The hospitality and the way people honor their guests here are really something special! You will have to fight really hard in order to pay your part of the restaurant bill (in most of the cases, when you are a "beginner" in Serbia and Serbian culture, it is actually totally impossible). In addition, the Serbs will feed you and feed you until you cannot walk. They will give you rakija as well (that will not exactly enhance that walking), and tell you that it is medicine. Even in the churches they are serving rakija here. Often with honey, I have noticed. And they make it! I remember my first manastirska rakija, bought from a nun in a monastery. That was rather an exotic experience for me, coming from a country where drinking in public places is prohibited.

A propos walking. Serbs walk slowly. Especially when they are out on their evening walk along Danube or in one of Belgrade's nice parks. I am always told to slow down my Norwegian pace – no need to get sweaty, is there? If I tell my dear Serbian friends that I would like to get to my destination point before the evening ends, they just look at me and say "polako", and "what is so important that you have to do it today - when you can do it tomorrow?"

Serbs are polite. Yes. In many cases much more polite than Norwegians. They will keep to their side on the pavement, and if you unintentionally bump into someone, THEY will excuse themselves. They will step aside and let you pass inside a crowded bus or a tramway, and they would squeeze themselves even tighter against each other and the walls in order to let everybody inside. In Norway most people wouldn't bother, and the bus would leave with people left behind on the bus stop. In Serbia, you can ask whoever you want on the street about the directions, and they will willingly help you, sometimes on a very detailed level.

There are a few things that you should, however, be really careful about while in Serbia:

1) Promaja. Aka the draft. THE DRAFT. Promaja kills, promaja is dangerous and the worst enemy of the Serbian population, I think. If the draft hits them, they will immediately become ill, get a cold or something much worse.

2) Walking outside with wet hair. This is a habit I have from Norway, and I have done it since I was born without taking any damage from it. Even during the autumn and winter I do this in Norway. I have tried it here a few times, only resulting in people dragging me inside their flats - giving me a hair drier - and strict words about not leaving their apartment until my hair is completely dry.

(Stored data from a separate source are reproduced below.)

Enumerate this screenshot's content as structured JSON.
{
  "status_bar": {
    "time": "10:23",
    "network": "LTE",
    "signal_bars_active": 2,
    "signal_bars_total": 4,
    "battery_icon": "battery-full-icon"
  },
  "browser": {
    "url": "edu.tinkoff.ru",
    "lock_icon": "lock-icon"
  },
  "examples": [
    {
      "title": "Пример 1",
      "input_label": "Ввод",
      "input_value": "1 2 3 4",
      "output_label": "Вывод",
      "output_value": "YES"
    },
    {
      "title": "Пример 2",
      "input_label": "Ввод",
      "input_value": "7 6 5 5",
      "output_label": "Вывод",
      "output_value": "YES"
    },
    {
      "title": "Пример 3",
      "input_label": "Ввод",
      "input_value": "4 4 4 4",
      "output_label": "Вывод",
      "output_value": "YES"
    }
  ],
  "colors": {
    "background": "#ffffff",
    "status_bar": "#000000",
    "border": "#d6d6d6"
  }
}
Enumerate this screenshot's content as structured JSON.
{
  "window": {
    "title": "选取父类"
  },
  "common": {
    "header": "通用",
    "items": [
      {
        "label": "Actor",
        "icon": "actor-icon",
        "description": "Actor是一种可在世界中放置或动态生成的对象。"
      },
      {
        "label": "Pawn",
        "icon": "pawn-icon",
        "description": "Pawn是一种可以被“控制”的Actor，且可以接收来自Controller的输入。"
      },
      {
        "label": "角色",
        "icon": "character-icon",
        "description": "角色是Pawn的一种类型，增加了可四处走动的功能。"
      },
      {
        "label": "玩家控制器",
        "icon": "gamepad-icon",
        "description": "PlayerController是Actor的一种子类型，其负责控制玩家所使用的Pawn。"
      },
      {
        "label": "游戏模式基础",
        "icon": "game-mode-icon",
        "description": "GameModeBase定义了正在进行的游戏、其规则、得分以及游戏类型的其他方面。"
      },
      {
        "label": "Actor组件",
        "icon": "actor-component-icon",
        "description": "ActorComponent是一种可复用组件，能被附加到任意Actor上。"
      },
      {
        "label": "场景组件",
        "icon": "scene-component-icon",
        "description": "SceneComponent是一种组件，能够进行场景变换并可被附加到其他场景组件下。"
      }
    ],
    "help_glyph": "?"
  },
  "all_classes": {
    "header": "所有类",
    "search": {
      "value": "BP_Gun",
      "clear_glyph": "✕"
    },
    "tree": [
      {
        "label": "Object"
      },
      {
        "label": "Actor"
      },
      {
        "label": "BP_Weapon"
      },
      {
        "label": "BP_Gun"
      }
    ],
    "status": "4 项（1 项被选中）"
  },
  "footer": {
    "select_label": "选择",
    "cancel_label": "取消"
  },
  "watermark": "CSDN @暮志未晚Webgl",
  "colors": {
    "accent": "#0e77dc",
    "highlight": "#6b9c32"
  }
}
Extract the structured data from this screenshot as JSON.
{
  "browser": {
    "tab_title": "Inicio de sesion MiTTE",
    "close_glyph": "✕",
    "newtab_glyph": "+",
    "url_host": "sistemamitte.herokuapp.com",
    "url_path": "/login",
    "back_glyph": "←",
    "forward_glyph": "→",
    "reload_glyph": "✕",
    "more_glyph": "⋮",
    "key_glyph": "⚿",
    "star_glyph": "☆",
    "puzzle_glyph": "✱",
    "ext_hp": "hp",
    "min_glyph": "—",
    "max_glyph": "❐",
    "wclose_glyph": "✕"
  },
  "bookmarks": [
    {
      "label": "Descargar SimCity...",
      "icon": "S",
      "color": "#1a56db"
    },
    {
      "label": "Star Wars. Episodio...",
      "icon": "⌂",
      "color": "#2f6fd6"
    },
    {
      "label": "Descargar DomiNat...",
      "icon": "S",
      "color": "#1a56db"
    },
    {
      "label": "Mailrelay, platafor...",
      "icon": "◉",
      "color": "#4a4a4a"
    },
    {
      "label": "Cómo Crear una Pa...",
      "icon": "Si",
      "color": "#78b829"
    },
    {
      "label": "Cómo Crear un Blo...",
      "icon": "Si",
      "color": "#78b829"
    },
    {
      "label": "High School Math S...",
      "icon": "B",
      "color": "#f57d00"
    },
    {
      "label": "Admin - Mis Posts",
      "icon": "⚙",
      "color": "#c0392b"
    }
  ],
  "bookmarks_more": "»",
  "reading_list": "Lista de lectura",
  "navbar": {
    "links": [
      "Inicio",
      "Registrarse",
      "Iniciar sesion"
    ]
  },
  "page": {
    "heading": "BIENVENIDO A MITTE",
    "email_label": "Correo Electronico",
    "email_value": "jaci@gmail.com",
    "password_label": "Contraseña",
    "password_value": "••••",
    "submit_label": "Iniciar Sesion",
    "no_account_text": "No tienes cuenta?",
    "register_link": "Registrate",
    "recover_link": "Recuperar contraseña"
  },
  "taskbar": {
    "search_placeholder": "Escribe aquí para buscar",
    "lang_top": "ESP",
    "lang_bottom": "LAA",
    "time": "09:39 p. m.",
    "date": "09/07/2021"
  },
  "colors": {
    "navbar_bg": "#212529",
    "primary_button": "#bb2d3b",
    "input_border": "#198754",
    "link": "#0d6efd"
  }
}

3) There is only one thing that is more dangerous than walking outside with wet hair, and that is walking outside (or inside) with wet hair IN promaja, or any kind of wind.

4) Walking outside barefoot when it is less than 30 degrees.

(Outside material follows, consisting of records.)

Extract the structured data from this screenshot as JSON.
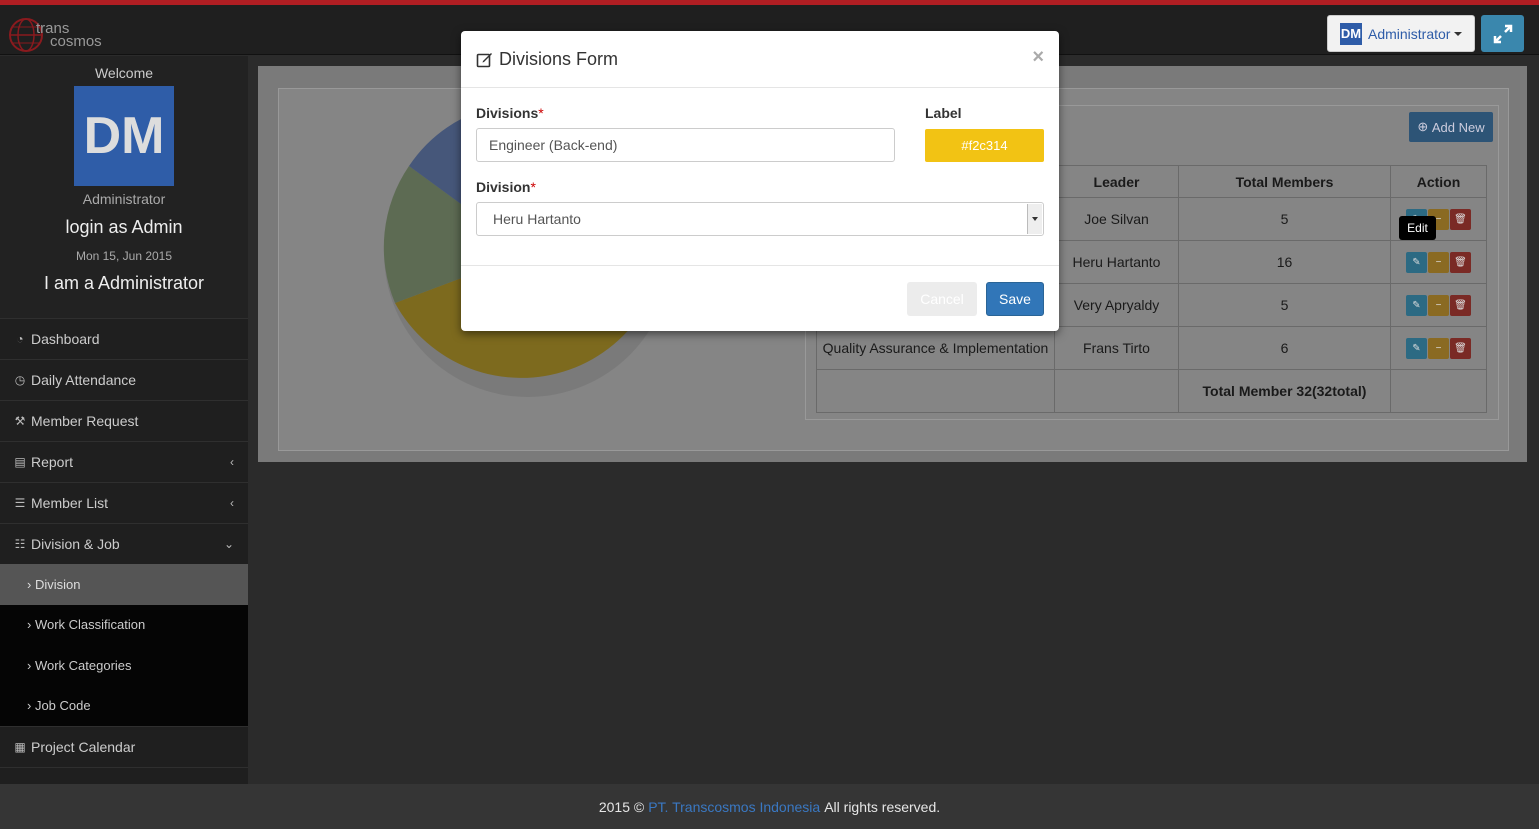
{
  "brand": {
    "logo_text_1": "trans",
    "logo_text_2": "cosmos",
    "accent": "#b01e23"
  },
  "header": {
    "user_initials": "DM",
    "user_menu_label": "Administrator"
  },
  "sidebar": {
    "welcome": "Welcome",
    "avatar_initials": "DM",
    "role": "Administrator",
    "login_as": "login as Admin",
    "date": "Mon 15, Jun 2015",
    "greeting": "I am a Administrator",
    "items": [
      {
        "label": "Dashboard",
        "icon": "dashboard-icon"
      },
      {
        "label": "Daily Attendance",
        "icon": "clock-icon"
      },
      {
        "label": "Member Request",
        "icon": "gavel-icon"
      },
      {
        "label": "Report",
        "icon": "book-icon"
      },
      {
        "label": "Member List",
        "icon": "list-icon"
      },
      {
        "label": "Division & Job",
        "icon": "tasks-icon"
      }
    ],
    "sub_items": [
      {
        "label": "Division"
      },
      {
        "label": "Work Classification"
      },
      {
        "label": "Work Categories"
      },
      {
        "label": "Job Code"
      }
    ],
    "after_items": [
      {
        "label": "Project Calendar",
        "icon": "calendar-icon"
      }
    ]
  },
  "main": {
    "add_new_label": "Add New",
    "table": {
      "headers": [
        "Leader",
        "Total Members",
        "Action"
      ],
      "rows": [
        {
          "division": "",
          "leader": "Joe Silvan",
          "total": "5"
        },
        {
          "division": "",
          "leader": "Heru Hartanto",
          "total": "16"
        },
        {
          "division": "",
          "leader": "Very Apryaldy",
          "total": "5"
        },
        {
          "division": "Quality Assurance & Implementation",
          "leader": "Frans Tirto",
          "total": "6"
        }
      ],
      "total_label": "Total Member 32(32total)"
    },
    "tooltip": "Edit",
    "pie_colors": [
      "#f2c314",
      "#7fa86a",
      "#5f85c4"
    ]
  },
  "modal": {
    "title": "Divisions Form",
    "divisions_label": "Divisions",
    "divisions_value": "Engineer (Back-end)",
    "label_label": "Label",
    "label_color": "#f2c314",
    "division_label": "Division",
    "division_value": "Heru Hartanto",
    "required_mark": "*",
    "close": "×",
    "cancel_label": "Cancel",
    "save_label": "Save"
  },
  "footer": {
    "prefix": "2015 ©",
    "company": "PT. Transcosmos Indonesia",
    "suffix": "All rights reserved."
  }
}
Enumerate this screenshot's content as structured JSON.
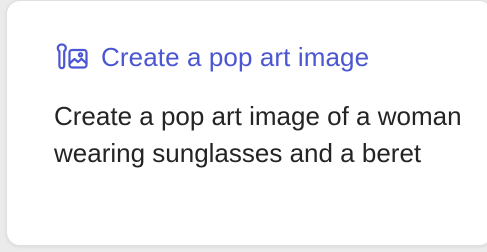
{
  "card": {
    "title": "Create a pop art image",
    "description": "Create a pop art image of a woman wearing sunglasses and a beret",
    "icon": "image-prompt-icon",
    "accent_color": "#4b56d2",
    "text_color": "#242424"
  }
}
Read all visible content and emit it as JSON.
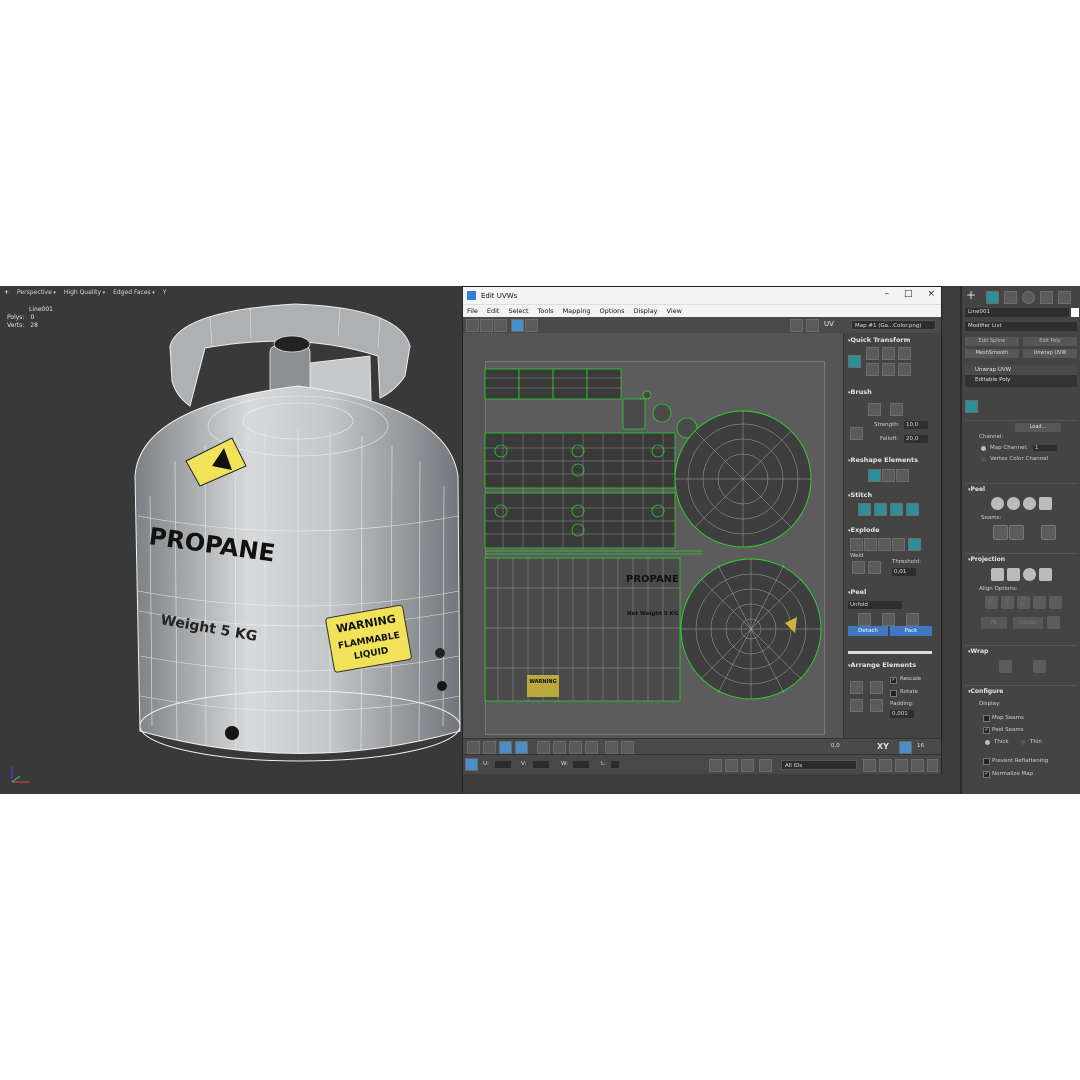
{
  "viewport": {
    "menu": [
      "+",
      "Perspective",
      "High Quality",
      "Edged Faces",
      "Y"
    ],
    "object_name": "Line001",
    "stats": [
      {
        "label": "Polys:",
        "value": "0"
      },
      {
        "label": "Verts:",
        "value": "28"
      }
    ],
    "labels": {
      "warning_title": "WARNING",
      "warning_l1": "FLAMMABLE",
      "warning_l2": "LIQUID",
      "product_name": "PROPANE",
      "weight": "Weight 5 KG"
    }
  },
  "uv_editor": {
    "title": "Edit UVWs",
    "menu": [
      "File",
      "Edit",
      "Select",
      "Tools",
      "Mapping",
      "Options",
      "Display",
      "View"
    ],
    "uv_label": "UV",
    "map_select": "Map #1 (Ga...Color.png)",
    "tex_labels": {
      "propane": "PROPANE",
      "weight": "Net Weight 5 KG",
      "warning": "WARNING"
    },
    "panel": {
      "quick_transform": "Quick Transform",
      "brush": "Brush",
      "strength_label": "Strength:",
      "strength_value": "10,0",
      "falloff_label": "Falloff:",
      "falloff_value": "20,0",
      "reshape": "Reshape Elements",
      "stitch": "Stitch",
      "explode": "Explode",
      "weld": "Weld",
      "threshold_label": "Threshold:",
      "threshold_value": "0,01",
      "peel": "Peel",
      "unfold": "Unfold",
      "detach": "Detach",
      "pack": "Pack",
      "arrange": "Arrange Elements",
      "rescale": "Rescale",
      "rotate": "Rotate",
      "padding_label": "Padding:",
      "padding_value": "0,001"
    },
    "bottom": {
      "value1": "0,0",
      "xy": "XY",
      "value2": "16",
      "u_label": "U:",
      "v_label": "V:",
      "w_label": "W:",
      "l_label": "L:",
      "ids": "All IDs"
    }
  },
  "command_panel": {
    "object_name": "Line001",
    "modifier_list": "Modifier List",
    "buttons": [
      "Edit Spline",
      "Edit Poly",
      "MeshSmooth",
      "Unwrap UVW"
    ],
    "stack": [
      "Unwrap UVW",
      "Editable Poly"
    ],
    "load": "Load...",
    "channel_label": "Channel:",
    "map_channel": "Map Channel:",
    "map_channel_value": "1",
    "vertex_color": "Vertex Color Channel",
    "peel": "Peel",
    "seams": "Seams:",
    "projection": "Projection",
    "align_options": "Align Options:",
    "align_letters": [
      "X",
      "Y",
      "Z"
    ],
    "fit": "Fit",
    "center": "Center",
    "wrap": "Wrap",
    "configure": "Configure",
    "display": "Display:",
    "map_seams": "Map Seams",
    "peel_seams": "Peel Seams",
    "thick": "Thick",
    "thin": "Thin",
    "prevent": "Prevent Reflattening",
    "normalize": "Normalize Map"
  },
  "colors": {
    "accent_blue": "#3f79c4",
    "uv_green": "#2bd12b",
    "label_yellow": "#f2e25a"
  }
}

5) Sitting on the "cold" concrete.

6) Swimming in lakes when the water temperature is below 23 degrees. When I protest and tell them that the water temperature rarely gets above 23 degrees in Norway, the serbs stare startled back at me and tell me that I could get a heart attack from doing that. Sheer luck must have saved me thus far.

7) Walking inside barefoot, or even in socks, without wearing slippers. This could make your feet cold.

8) Putting your bag or purse down on the floor or ground. This means bad luck. As this is a perfectly normal thing to do in Norway, I did it in a restaurant, 20 minutes after arriving in Serbia for the first time. My Serbian friends were immediately running to my rescue, lifting the bag up, but it was already too late: 2 minutes later I realized I had left my new glasses at the airport toilet, 5 minutes later my friend lost his mobile and then 10 minutes after that we temporarily lost this friend inside a parking garage.

solsikken.jpg

Synne Folsland Olsen: Serbian smiling sunflower!

There is much more to say about this favorite country of mine, and I constantly find new things to be amused about – and a few things that I really don't like – among them the smoking habit here and the quite disrespectful way many people treat the environment and nature.

Serbia is chaos, but with some strange kind of order. If you want to fix something, it will not necessarily be done today or tomorrow, maybe not even this week or the next, but it WILL be fixed. But not at all in the way you had planned, though.

What I found here in Serbia made me adore the country, and I have had difficulties in leaving it ever since.